The electoral college, the mechanism through which the President and the Vice President of the United States are chosen, is based on the sizes of the two houses that make up our national legislative body. The statistics that result from a census of population will therefore affect the next two or three presidential elections, as well as the next five congressional elections. For example, the census of population that will be conducted next year will determine the number of electoral votes that each State will be entitled to cast in the elections of 1972, 1976, and 1980, as well as the number of representatives that the voters of each State will be entitled to vote for in the five congressional elections that will be held before the census of 1980 takes effect.

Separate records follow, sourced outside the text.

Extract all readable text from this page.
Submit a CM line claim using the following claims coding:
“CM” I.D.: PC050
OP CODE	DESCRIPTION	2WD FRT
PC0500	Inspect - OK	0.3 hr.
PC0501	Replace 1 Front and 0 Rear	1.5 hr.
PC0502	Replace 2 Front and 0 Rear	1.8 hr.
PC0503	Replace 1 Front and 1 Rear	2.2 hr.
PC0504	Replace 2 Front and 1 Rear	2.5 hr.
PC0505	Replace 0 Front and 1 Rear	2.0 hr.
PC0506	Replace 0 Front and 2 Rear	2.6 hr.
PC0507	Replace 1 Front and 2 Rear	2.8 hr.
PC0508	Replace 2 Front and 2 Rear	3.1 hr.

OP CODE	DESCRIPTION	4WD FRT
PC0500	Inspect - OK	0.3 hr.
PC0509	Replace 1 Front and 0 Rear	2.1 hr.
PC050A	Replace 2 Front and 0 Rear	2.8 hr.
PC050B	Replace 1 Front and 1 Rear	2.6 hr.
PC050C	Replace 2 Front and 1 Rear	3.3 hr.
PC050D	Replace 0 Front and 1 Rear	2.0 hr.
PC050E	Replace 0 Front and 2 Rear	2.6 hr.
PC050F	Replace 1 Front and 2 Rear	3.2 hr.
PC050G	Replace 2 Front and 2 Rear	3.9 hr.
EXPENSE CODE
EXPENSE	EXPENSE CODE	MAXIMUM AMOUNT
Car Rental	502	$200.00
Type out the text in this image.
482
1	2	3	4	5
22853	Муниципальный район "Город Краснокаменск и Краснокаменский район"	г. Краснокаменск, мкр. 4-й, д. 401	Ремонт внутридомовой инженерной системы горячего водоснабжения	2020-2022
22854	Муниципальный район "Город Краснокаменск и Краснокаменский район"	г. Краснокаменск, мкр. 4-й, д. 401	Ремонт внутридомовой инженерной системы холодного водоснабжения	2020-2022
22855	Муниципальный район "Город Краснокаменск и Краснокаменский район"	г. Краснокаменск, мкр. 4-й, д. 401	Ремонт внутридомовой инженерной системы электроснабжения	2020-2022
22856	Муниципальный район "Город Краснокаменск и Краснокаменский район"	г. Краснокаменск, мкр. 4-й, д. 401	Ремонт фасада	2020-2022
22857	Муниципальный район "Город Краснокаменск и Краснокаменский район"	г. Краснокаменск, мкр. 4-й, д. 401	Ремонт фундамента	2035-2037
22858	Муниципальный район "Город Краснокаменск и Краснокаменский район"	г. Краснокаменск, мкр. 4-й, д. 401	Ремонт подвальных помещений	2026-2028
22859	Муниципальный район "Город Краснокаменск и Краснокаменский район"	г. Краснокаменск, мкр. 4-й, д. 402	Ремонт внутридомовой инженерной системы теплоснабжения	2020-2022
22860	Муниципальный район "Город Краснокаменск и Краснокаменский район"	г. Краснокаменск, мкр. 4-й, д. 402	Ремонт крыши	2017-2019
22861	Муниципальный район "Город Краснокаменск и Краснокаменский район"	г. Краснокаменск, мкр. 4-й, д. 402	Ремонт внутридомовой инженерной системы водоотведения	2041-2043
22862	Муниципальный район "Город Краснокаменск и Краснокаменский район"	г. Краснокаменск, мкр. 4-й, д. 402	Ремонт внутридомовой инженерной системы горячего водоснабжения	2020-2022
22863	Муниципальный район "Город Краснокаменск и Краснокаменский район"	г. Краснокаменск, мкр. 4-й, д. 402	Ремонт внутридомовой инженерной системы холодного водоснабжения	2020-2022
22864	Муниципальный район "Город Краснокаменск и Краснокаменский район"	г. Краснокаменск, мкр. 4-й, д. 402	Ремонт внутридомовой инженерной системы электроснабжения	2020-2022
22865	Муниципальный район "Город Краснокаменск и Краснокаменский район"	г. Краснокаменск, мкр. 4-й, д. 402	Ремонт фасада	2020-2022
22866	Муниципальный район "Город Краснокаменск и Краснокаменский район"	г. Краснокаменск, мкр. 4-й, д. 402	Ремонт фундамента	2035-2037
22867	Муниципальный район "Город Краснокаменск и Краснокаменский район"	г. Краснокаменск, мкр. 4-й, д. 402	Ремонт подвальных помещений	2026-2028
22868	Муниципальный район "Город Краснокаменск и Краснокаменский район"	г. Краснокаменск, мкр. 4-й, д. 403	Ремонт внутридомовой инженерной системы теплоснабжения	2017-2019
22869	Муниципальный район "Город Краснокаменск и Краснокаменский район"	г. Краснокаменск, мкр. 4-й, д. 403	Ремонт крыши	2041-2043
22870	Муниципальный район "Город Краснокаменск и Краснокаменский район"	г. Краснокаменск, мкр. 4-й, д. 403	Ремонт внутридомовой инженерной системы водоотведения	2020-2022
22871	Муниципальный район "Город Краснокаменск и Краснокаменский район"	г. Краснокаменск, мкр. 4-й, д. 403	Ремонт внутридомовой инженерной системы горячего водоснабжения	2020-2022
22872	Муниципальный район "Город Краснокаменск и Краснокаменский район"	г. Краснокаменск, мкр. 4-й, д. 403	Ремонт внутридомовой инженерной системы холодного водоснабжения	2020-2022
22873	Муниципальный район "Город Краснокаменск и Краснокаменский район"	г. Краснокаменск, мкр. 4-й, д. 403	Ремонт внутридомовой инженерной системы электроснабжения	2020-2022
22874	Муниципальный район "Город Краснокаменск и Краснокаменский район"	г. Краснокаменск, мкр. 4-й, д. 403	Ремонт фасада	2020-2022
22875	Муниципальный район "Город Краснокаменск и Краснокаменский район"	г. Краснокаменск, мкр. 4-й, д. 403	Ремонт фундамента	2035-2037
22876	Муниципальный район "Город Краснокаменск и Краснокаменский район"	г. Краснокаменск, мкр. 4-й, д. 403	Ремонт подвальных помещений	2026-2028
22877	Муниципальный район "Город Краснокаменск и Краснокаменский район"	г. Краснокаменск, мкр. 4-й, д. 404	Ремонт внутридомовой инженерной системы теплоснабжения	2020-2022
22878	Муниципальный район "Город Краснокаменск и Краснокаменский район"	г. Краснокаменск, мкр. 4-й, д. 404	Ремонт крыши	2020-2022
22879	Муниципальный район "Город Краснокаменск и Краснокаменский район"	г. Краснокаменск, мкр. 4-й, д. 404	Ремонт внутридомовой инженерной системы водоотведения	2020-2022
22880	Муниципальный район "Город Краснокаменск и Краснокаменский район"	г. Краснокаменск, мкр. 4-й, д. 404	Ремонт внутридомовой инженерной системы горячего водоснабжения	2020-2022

During the 18 decades that have elapsed since the first census was conducted in 1790, the Congress has from time to time enacted legislation authorizing the Bureau of the Census to require all persons over 18 years of age to respond to questions concerning their personal and economic affairs. While this goes beyond the constitutional requirements, it is justified as a means of securing information that will assist the Congress in legislating intelligently. Unfortunately, the lists of interrogatories have become longer and longer as the decades have gone by.

What are some of the questions that will be asked next year and to which someone in each family will have to respond? Besides the obvious ones relating to name, relationship to head of household, sex, race, age, and marital status, others concern the value of the family's property if the family owns it or is purchasing it, the type of kitchen and bathroom, and whether the family shares the latter with one or more other families. Still further questions cover such subjects as air conditioning, clothes washing machines, clothes dryers, dishwashers, and battery-operated radios. Yet other interrogatories cover such matters as employment history and status, occupation, income, education, marital history, and military service.

Mr. Chairman, in his letter of April 17, the Secretary of Commerce advised me that the number of individuals who will be asked to respond to the longer census forms will be reduced substantially. The Secretary stated that approximately 3 million households that had been designated to receive a 66-question form will instead receive one containing 23 questions.

I commend the Secretary of Commerce for cutting the number of questions that these people will have to answer to one-third as many. The fact remains, however, that a good many other people will have to answer 66 and still others will have to respond to 73. A few will have to answer 89 questions.

Mr. Chairman, you and your colleagues on the subcommittee are no doubt familiar with the forms that were used by the enumerators who took the 14th census of population back in 1920. While they contained numerous questions, they were actually fairly easy to fill out.

For example, a census taker used four lines to record the data for Mr. and Mrs. John Doe, their son, and their daughter. Some of the data could be entered without asking questions, such as that pertaining to sex and color. If the enumerator already knew the Does or if introductions had been exchanged, he could fill in the question about their marital status without further ado. Obviously he would know that a babe in arms did not attend school and could neither read nor write. Questions such as those about homeownership would be asked but once-not four times.

Today the amount of data that was required for the census of 1920 could be put on one side of a card and used for a census to be conducted by mail.